Friday, November 7, 2008

Defense



I would like to think of myself as a bit of a defender. If Ebene is in trouble I want to defend her. Seems that this is a socially unacceptable quality. I have a friend in particular that whenever I have outlined what I intend to do for Ebene given x situation has nothing but criticism. I would like to outline my best laid defensive plans in an attempt to justify myself.

Ebene, being a foreigner and receiving completely no support from her family has a tough time in Australia. The uni treats her badly, and now it seems work treats her badly. Australia has a scheme where Australian students can defer their uni payments in the form of an interest free loan. Non Australian students cannot do this. When Ebene came here her father agreed to pay her fees, but he has decided it is better to spend money on his current partner and her children rather than his own, and she receives no finances from her family, her mother supporting her siblings and being unable to. In the face of this, I have offered to take out a loan as I can being an Australian citizen to pay her fees as the uni, after advertising strenuously to bring foreign students in to study, is completely unconcerned about special circumstances and is now threatening to get immigration to cancel her visa unless the whole amount is paid quite soon. On both our incomes we can pay off sums each fortnight, but the uni does not care that was can pay the money slowly or that Ebene's family situation has changed for the worst out of her control. They only care about their money now. This particular university treated me the exact same way while I was there. I have had a few loan applications denied, but my current one seems to be progressing ok. We will both help pay off the debt and I will have a good credit rating for when we need a home loan.

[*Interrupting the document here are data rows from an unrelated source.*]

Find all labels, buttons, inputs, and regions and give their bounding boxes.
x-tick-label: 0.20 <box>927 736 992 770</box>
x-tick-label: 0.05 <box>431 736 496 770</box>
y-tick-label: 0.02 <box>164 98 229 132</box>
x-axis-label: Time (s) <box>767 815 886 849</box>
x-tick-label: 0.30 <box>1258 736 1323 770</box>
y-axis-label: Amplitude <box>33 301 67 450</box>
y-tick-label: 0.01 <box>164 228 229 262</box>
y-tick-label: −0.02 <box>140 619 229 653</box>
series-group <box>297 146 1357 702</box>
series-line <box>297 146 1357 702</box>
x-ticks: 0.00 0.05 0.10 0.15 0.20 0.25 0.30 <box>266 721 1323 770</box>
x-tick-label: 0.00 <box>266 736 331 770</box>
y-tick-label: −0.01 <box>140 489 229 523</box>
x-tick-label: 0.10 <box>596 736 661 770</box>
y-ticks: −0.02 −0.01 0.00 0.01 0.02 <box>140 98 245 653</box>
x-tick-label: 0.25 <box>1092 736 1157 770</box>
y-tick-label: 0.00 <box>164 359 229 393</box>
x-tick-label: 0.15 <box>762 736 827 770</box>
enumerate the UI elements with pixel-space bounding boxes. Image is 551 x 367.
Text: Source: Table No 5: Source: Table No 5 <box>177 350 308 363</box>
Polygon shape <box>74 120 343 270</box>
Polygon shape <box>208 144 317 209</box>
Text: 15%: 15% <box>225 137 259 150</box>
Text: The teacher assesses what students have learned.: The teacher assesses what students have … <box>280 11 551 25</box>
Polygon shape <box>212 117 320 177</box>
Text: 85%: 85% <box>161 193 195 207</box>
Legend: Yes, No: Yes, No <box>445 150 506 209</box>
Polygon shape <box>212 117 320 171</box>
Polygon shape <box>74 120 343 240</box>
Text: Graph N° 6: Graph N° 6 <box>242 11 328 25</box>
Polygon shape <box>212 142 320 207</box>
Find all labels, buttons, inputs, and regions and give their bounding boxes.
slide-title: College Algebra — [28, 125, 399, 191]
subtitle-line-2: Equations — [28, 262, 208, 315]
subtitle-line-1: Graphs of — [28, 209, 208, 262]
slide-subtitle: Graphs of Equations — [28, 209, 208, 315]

No one seems to think my plan is a good idea. People seem to think I'm mad, that shes going to run off with the money and leave me. Those people don't know Ebene, and in any event if she did I would track her down :) Jokes aside I am very surprised and dismayed that people would not go to any and all lengths to protect their loved ones. I CAN do this, so why should I not? Would I be a smarter person to leave her to her problems and break up with her when she most likely has to leave the country? This option strikes me as very cold, but it seems to be the general consensus that this is the best option for me.

Failing the loan there is plan B. This entails explaining to the uni in a last ditch effort that we can pay the money slowly and ask them to look on Ebene's special circumstances. If they still want to be greedy, that is their chosen course of action. I would document Ebene's situation and how the university has treated her and write to every major newspaper, politician, special interest group etc, in an attempt to raise the profile of the issue and get the uni to agree to us paying off the debt as quickly as we can, which given Ebene's situation with her family, I do not feel it is reasonable. This tactic was suggested to me while I was overseas and had visa issues of my own because of the aforementioned university. Thankfully that situation resolved before such a step was necessary, but I am willing to take it in this instance if I need to.

Ebene is also facing trouble in her workplace. He has approached her boss about being underpaid for the work she does, she was hired for a financial planning/admin role to perform both jobs, but while she performs many finance roles that are not admin, her boss has chosen to class her job description as purely admin so he can pay her less. When asked about that, he said she should be grateful for having a job, presumably because she is a black foreigner and he is a benevolent white philanthropist who hired her when no one else would. I told her to do up her resume and look elsewhere, as far as I see it she can be grateful to other people for hiring her rather than ones that will try and emotionally bully her through guilt trips that are unfounded. Unfortunately there is little I can do in this instance apart from urge her to look for another job and assist with that.

In short I love my girlfriend and I want to protect her. Ask yourself if your loved one was in trouble what would you do, honestly what lengths would you go to, and should there be a limit for how far you would go?

I think not, but then my opinion carries little weight with anyone but Ebene.